Waetzoldt, H. (1972). “Untersuchungen zur neusumerischen Textilindustrie.” (Studies on the Neo-Sumerian Textile Industry). Harrassowitz Verlag.

Phanseil, S. (1998). “Historical studies revealed that soap was utilized in both ancient Egypt and Babylonia 5000 years ago”. Academic Journals.

World Health Organization. (2025) “Monitoring and evidence on water, sanitation, and hygiene (WASH).” World Health Organization .

Rey, Sébastien. (2024). “The temple of Ningirsu. The culture of the sacred in Mesopotamia.” Eisenbrauns.

Pliny the Elder. (1938). “Natural history.” (H. Rackham, Trans.). Harvard University Press. (Original work published c. 77-79 CE)

Pointer, S. (2024). “An experimental exploration of the earliest soapmaking.” EXARC Journal, 2024(3).

Chevreul, M. E. (1823). “Recherches sur les corps gras d’origine animale.” (Research on Animal-Origin Fats). Paris: Roret.

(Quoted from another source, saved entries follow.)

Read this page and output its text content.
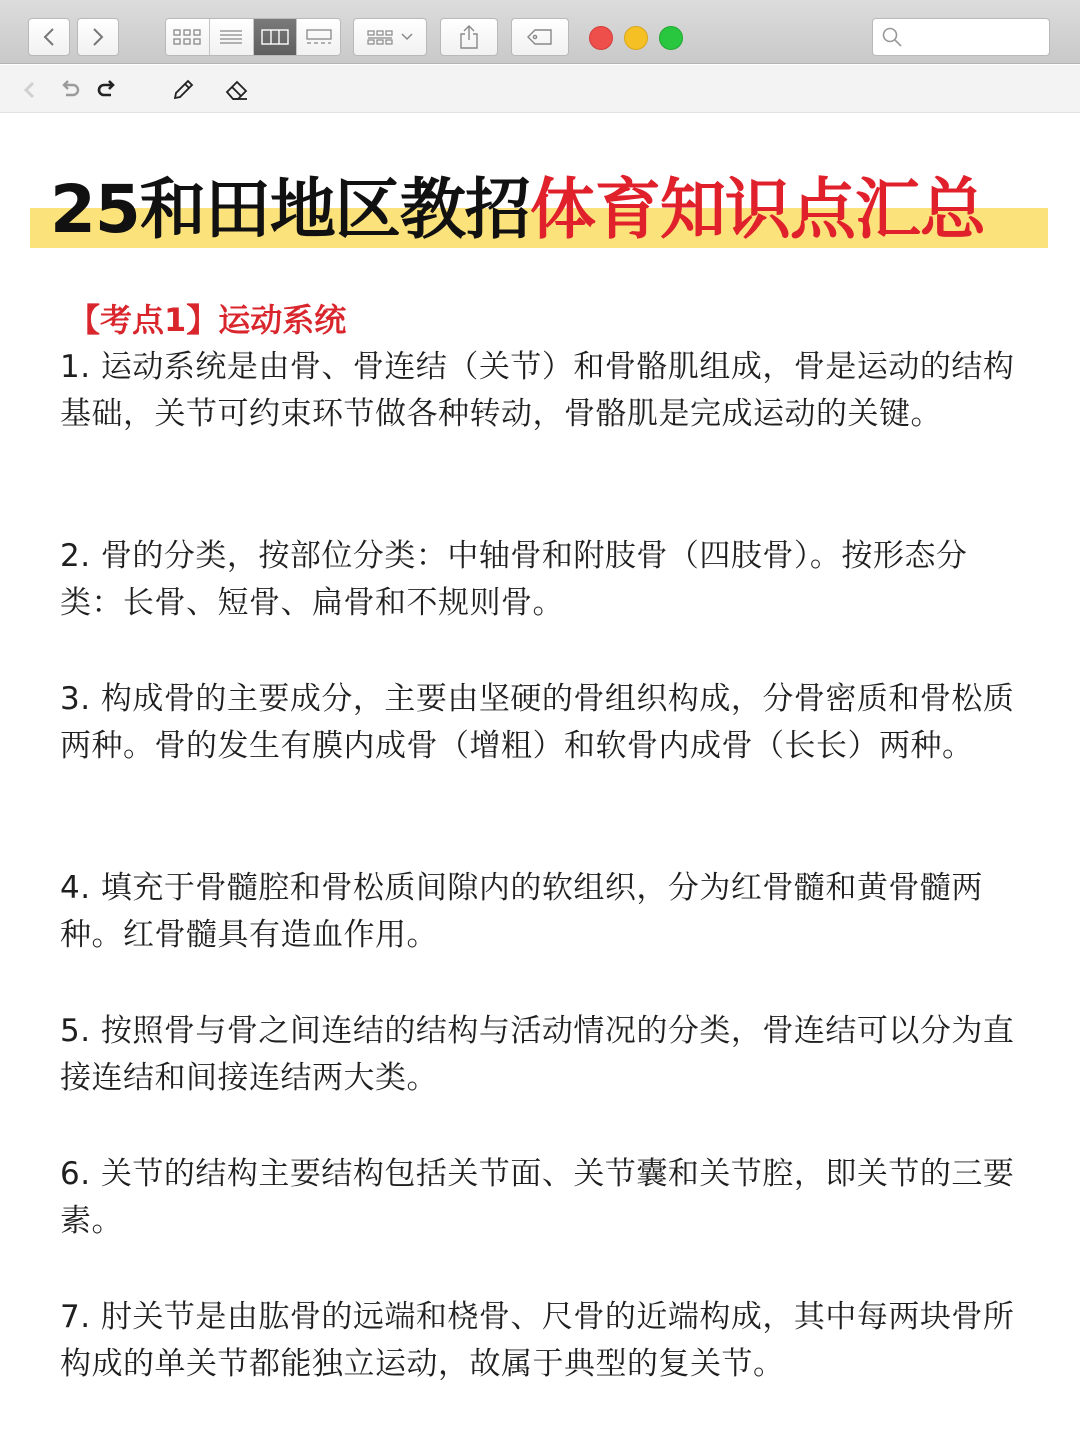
25和田地区教招体育知识点汇总
【考点1】运动系统
1. 运动系统是由骨、骨连结（关节）和骨骼肌组成，骨是运动的结构基础，关节可约束环节做各种转动，骨骼肌是完成运动的关键。
2. 骨的分类，按部位分类：中轴骨和附肢骨（四肢骨）。按形态分类：长骨、短骨、扁骨和不规则骨。
3. 构成骨的主要成分，主要由坚硬的骨组织构成，分骨密质和骨松质两种。骨的发生有膜内成骨（增粗）和软骨内成骨（长长）两种。
4. 填充于骨髓腔和骨松质间隙内的软组织，分为红骨髓和黄骨髓两种。红骨髓具有造血作用。
5. 按照骨与骨之间连结的结构与活动情况的分类，骨连结可以分为直接连结和间接连结两大类。
6. 关节的结构主要结构包括关节面、关节囊和关节腔，即关节的三要素。
7. 肘关节是由肱骨的远端和桡骨、尺骨的近端构成，其中每两块骨所构成的单关节都能独立运动，故属于典型的复关节。
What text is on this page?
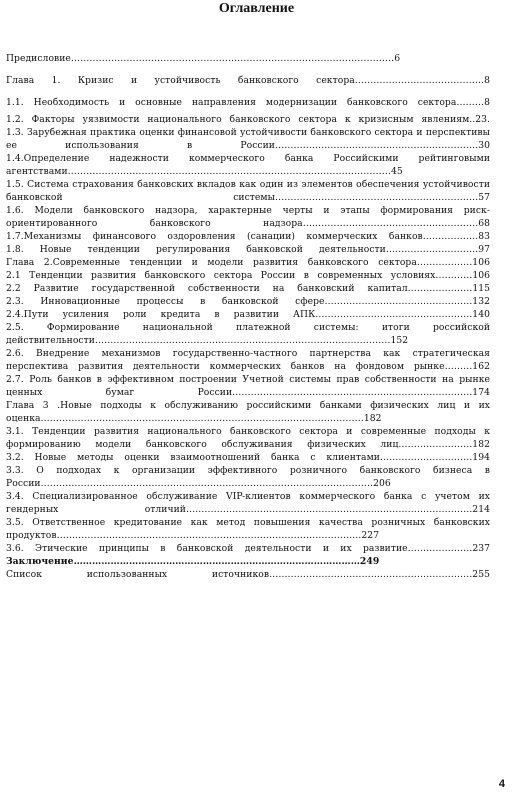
Оглавление
Предисловие……………………………………………………………………………………………6
Глава 1. Кризис и устойчивость банковского сектора……………………………………8
1.1. Необходимость и основные направления модернизации банковского сектора………8
1.2. Факторы уязвимости национального банковского сектора к кризисным явлениям..23.
1.3. Зарубежная практика оценки финансовой устойчивости банковского сектора и перспективы ее использования в России…………………………………………………………30
1.4.Определение надежности коммерческого банка Российскими рейтинговыми агентствами……………………………………………………………………………………………45
1.5. Система страхования банковских вкладов как один из элементов обеспечения устойчивости банковской системы…………………………………………………………57
1.6. Модели банковского надзора, характерные черты и этапы формирования риск-ориентированного банковского надзора…………………………………………………68
1.7.Механизмы финансового оздоровления (санации) коммерческих банков………………83
1.8. Новые тенденции регулирования банковской деятельности…………………………97
Глава 2.Современные тенденции и модели развития банковского сектора………………106
2.1 Тенденции развития банковского сектора России в современных условиях…………106
2.2 Развитие государственной собственности на банковский капитал…………………115
2.3. Инновационные процессы в банковской сфере…………………………………………132
2.4.Пути усиления роли кредита в развитии АПК……………………………………………140
2.5. Формирование национальной платежной системы: итоги российской действительности……………………………………………………………………………………152
2.6. Внедрение механизмов государственно-частного партнерства как стратегическая перспектива развития деятельности коммерческих банков на фондовом рынке………162
2.7. Роль банков в эффективном построении Учетной системы прав собственности на рынке ценных бумаг России……………………………………………………………………174
Глава 3 .Новые подходы к обслуживанию российскими банками физических лиц и их оценка……………………………………………………………………………………………182
3.1. Тенденции развития национального банковского сектора и современные подходы к формированию модели банковского обслуживания физических лиц……………………182
3.2. Новые методы оценки взаимоотношений банка с клиентами…………………………194
3.3. О подходах к организации эффективного розничного банковского бизнеса в России………………………………………………………………………………………………206
3.4. Специализированное обслуживание VIP-клиентов коммерческого банка с учетом их гендерных отличий…………………………………………………………………………………214
3.5. Ответственное кредитование как метод повышения качества розничных банковских продуктов………………………………………………………………………………………227
3.6. Этические принципы в банковской деятельности и их развитие…………………237
Заключение…………………………………………………………………………………249
Список использованных источников…………………………………………………………255
4
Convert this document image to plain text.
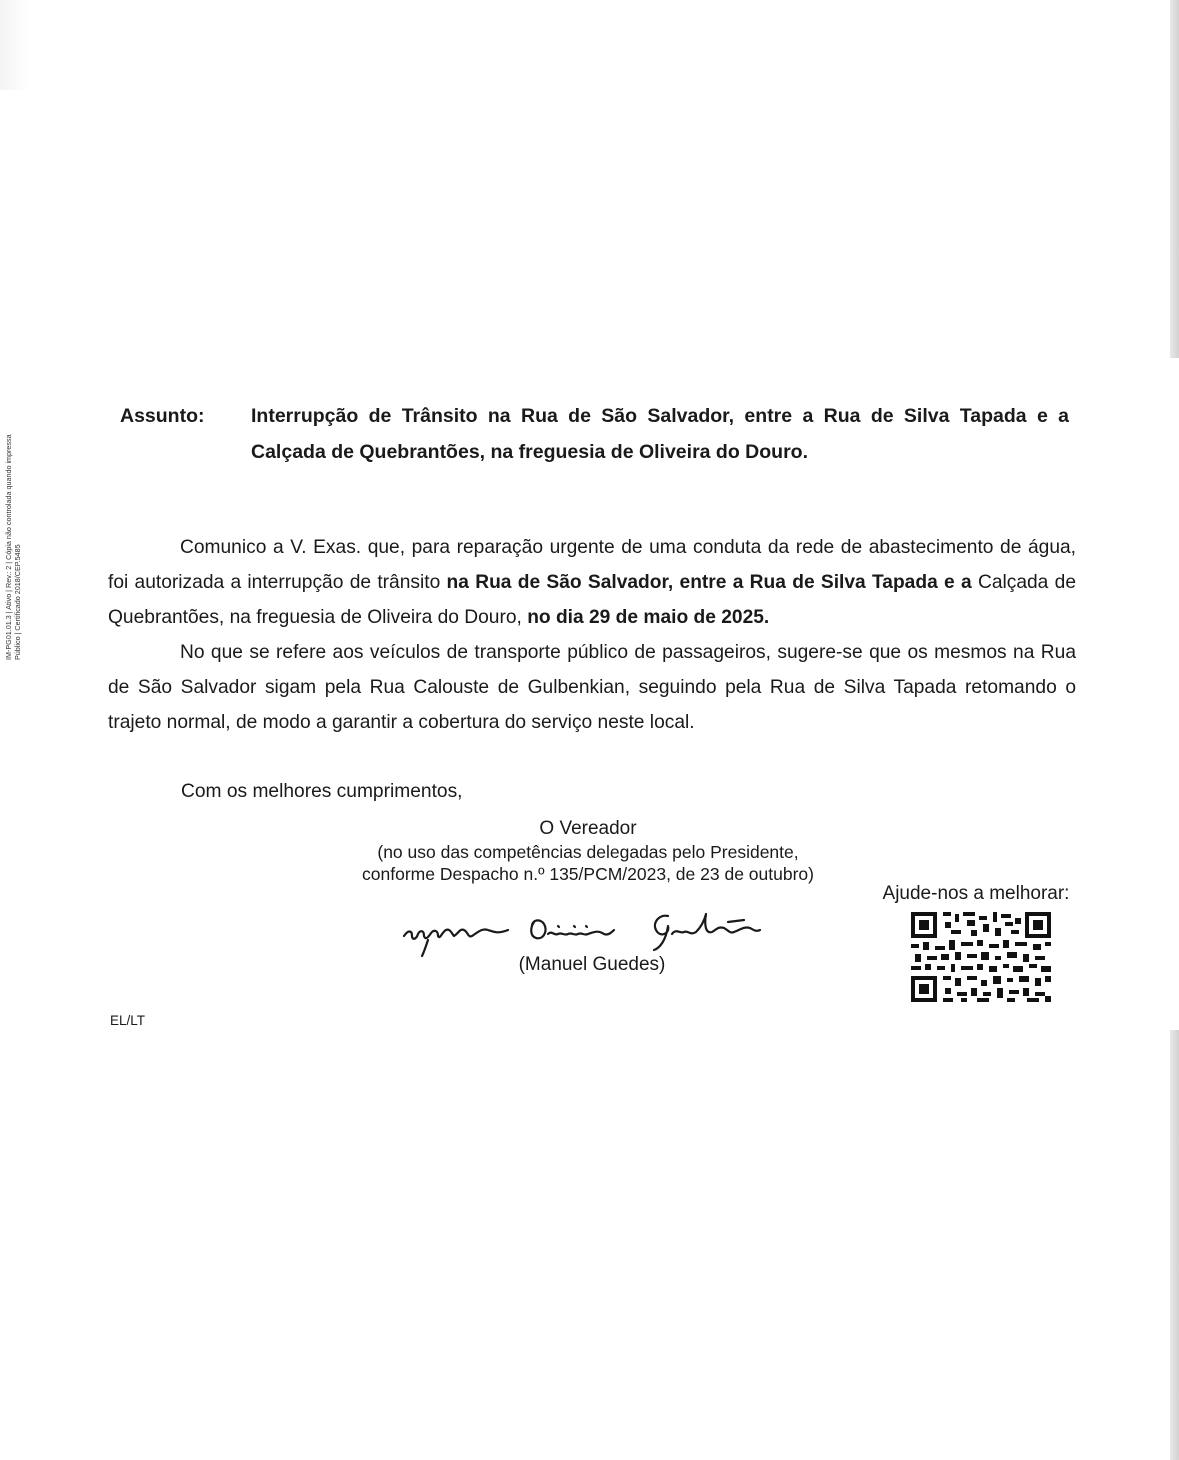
IM-PG01.01.3 | Ativo | Rev.: 2 | Cópia não controlada quando impressa Público | Certificado 2018/CEP.5485
Assunto: Interrupção de Trânsito na Rua de São Salvador, entre a Rua de Silva Tapada e a Calçada de Quebrantões, na freguesia de Oliveira do Douro.

Comunico a V. Exas. que, para reparação urgente de uma conduta da rede de abastecimento de água, foi autorizada a interrupção de trânsito na Rua de São Salvador, entre a Rua de Silva Tapada e a Calçada de Quebrantões, na freguesia de Oliveira do Douro, no dia 29 de maio de 2025.

No que se refere aos veículos de transporte público de passageiros, sugere-se que os mesmos na Rua de São Salvador sigam pela Rua Calouste de Gulbenkian, seguindo pela Rua de Silva Tapada retomando o trajeto normal, de modo a garantir a cobertura do serviço neste local.

Com os melhores cumprimentos,
O Vereador
(no uso das competências delegadas pelo Presidente,
conforme Despacho n.º 135/PCM/2023, de 23 de outubro)
(Manuel Guedes)
Ajude-nos a melhorar:
EL/LT
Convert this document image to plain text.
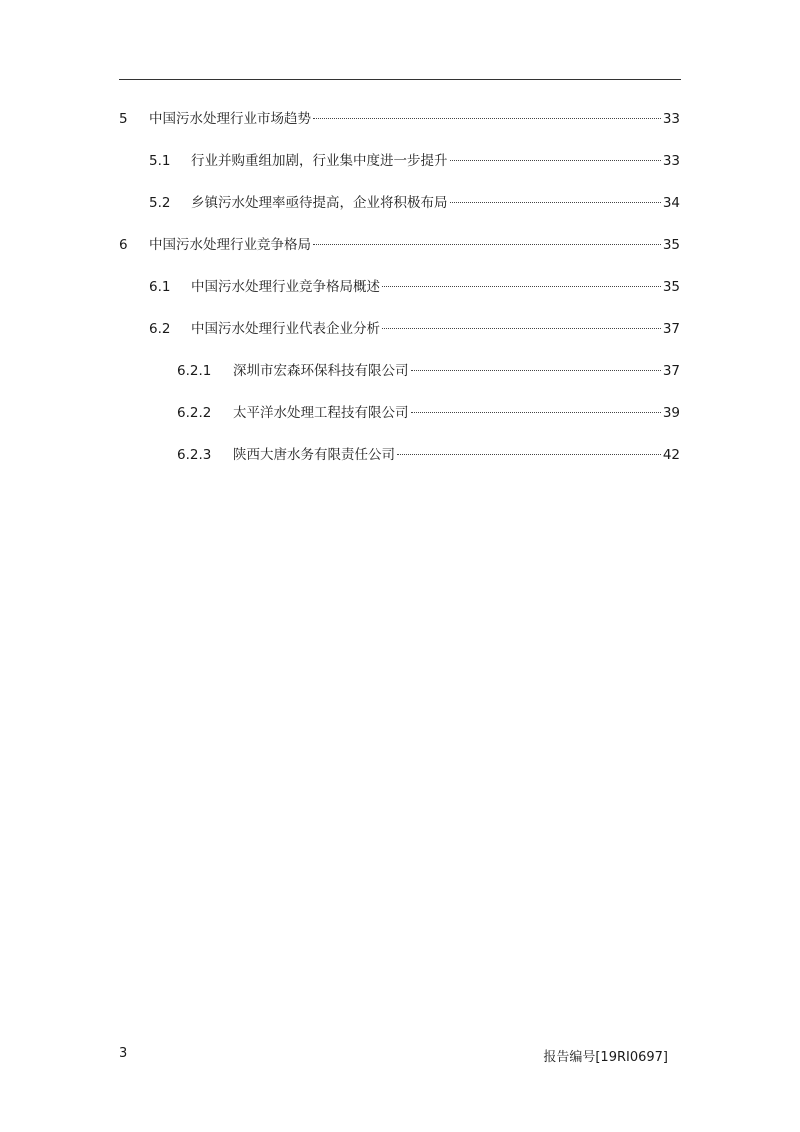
5	中国污水处理行业市场趋势	33
5.1	行业并购重组加剧，行业集中度进一步提升	33
5.2	乡镇污水处理率亟待提高，企业将积极布局	34
6	中国污水处理行业竞争格局	35
6.1	中国污水处理行业竞争格局概述	35
6.2	中国污水处理行业代表企业分析	37
6.2.1	深圳市宏森环保科技有限公司	37
6.2.2	太平洋水处理工程技有限公司	39
6.2.3	陕西大唐水务有限责任公司	42
3	报告编号[19RI0697]
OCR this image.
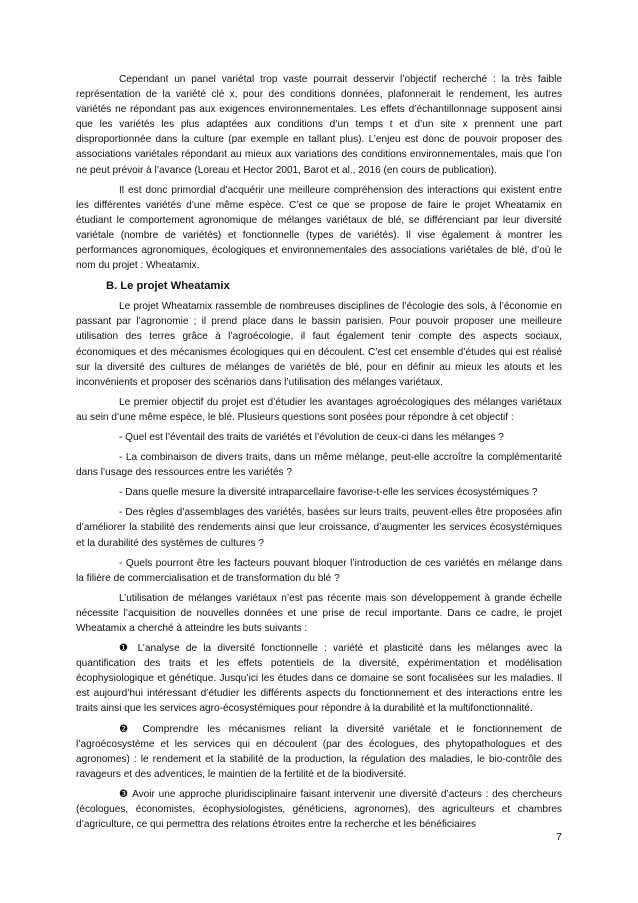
Cependant un panel variétal trop vaste pourrait desservir l’objectif recherché : la très faible représentation de la variété clé x, pour des conditions données, plafonnerait le rendement, les autres variétés ne répondant pas aux exigences environnementales. Les effets d’échantillonnage supposent ainsi que les variétés les plus adaptées aux conditions d’un temps t et d’un site x prennent une part disproportionnée dans la culture (par exemple en tallant plus). L’enjeu est donc de pouvoir proposer des associations variétales répondant au mieux aux variations des conditions environnementales, mais que l’on ne peut prévoir à l’avance (Loreau et Hector 2001, Barot et al., 2016 (en cours de publication).

Il est donc primordial d’acquérir une meilleure compréhension des interactions qui existent entre les différentes variétés d’une même espèce. C’est ce que se propose de faire le projet Wheatamix en étudiant le comportement agronomique de mélanges variétaux de blé, se différenciant par leur diversité variétale (nombre de variétés) et fonctionnelle (types de variétés). Il vise également à montrer les performances agronomiques, écologiques et environnementales des associations variétales de blé, d’où le nom du projet : Wheatamix.

B. Le projet Wheatamix

Le projet Wheatamix rassemble de nombreuses disciplines de l’écologie des sols, à l’économie en passant par l’agronomie ; il prend place dans le bassin parisien. Pour pouvoir proposer une meilleure utilisation des terres grâce à l’agroécologie, il faut également tenir compte des aspects sociaux, économiques et des mécanismes écologiques qui en découlent. C’est cet ensemble d’études qui est réalisé sur la diversité des cultures de mélanges de variétés de blé, pour en définir au mieux les atouts et les inconvénients et proposer des scénarios dans l’utilisation des mélanges variétaux.

Le premier objectif du projet est d’étudier les avantages agroécologiques des mélanges variétaux au sein d’une même espèce, le blé. Plusieurs questions sont posées pour répondre à cet objectif :

- Quel est l’éventail des traits de variétés et l’évolution de ceux-ci dans les mélanges ?

- La combinaison de divers traits, dans un même mélange, peut-elle accroître la complémentarité dans l’usage des ressources entre les variétés ?

- Dans quelle mesure la diversité intraparcellaire favorise-t-elle les services écosystémiques ?

- Des règles d’assemblages des variétés, basées sur leurs traits, peuvent-elles être proposées afin d’améliorer la stabilité des rendements ainsi que leur croissance, d’augmenter les services écosystémiques et la durabilité des systèmes de cultures ?

- Quels pourront être les facteurs pouvant bloquer l’introduction de ces variétés en mélange dans la filière de commercialisation et de transformation du blé ?

L’utilisation de mélanges variétaux n’est pas récente mais son développement à grande échelle nécessite l’acquisition de nouvelles données et une prise de recul importante. Dans ce cadre, le projet Wheatamix a cherché à atteindre les buts suivants :

❶ L’analyse de la diversité fonctionnelle : variété et plasticité dans les mélanges avec la quantification des traits et les effets potentiels de la diversité, expérimentation et modélisation écophysiologique et génétique. Jusqu’ici les études dans ce domaine se sont focalisées sur les maladies. Il est aujourd’hui intéressant d’étudier les différents aspects du fonctionnement et des interactions entre les traits ainsi que les services agro-écosystémiques pour répondre à la durabilité et la multifonctionnalité.

❷ Comprendre les mécanismes reliant la diversité variétale et le fonctionnement de l’agroécosystème et les services qui en découlent (par des écologues, des phytopathologues et des agronomes) : le rendement et la stabilité de la production, la régulation des maladies, le bio-contrôle des ravageurs et des adventices, le maintien de la fertilité et de la biodiversité.

❸ Avoir une approche pluridisciplinaire faisant intervenir une diversité d’acteurs : des chercheurs (écologues, économistes, écophysiologistes, généticiens, agronomes), des agriculteurs et chambres d’agriculture, ce qui permettra des relations étroites entre la recherche et les bénéficiaires

7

Chadwick, E. (1842). “Report on the sanitary condition of the labouring population and on the means of its improvement”. Her Majesty’s Stationery Office.

Engels, F. (1845). “The condition of the working class in England” (F. K. Wischnewetzky, Trans.). Swan Sonnenschein & Co.

Morris, D. (1967). “The naked ape: A zoologist’s study of the human animal.” McGraw-Hill.

Freud, S. (1963). “Civilization and its discontents.” (J. Strachey, Trans.). W.W. Norton & Company. (Original work published 1930).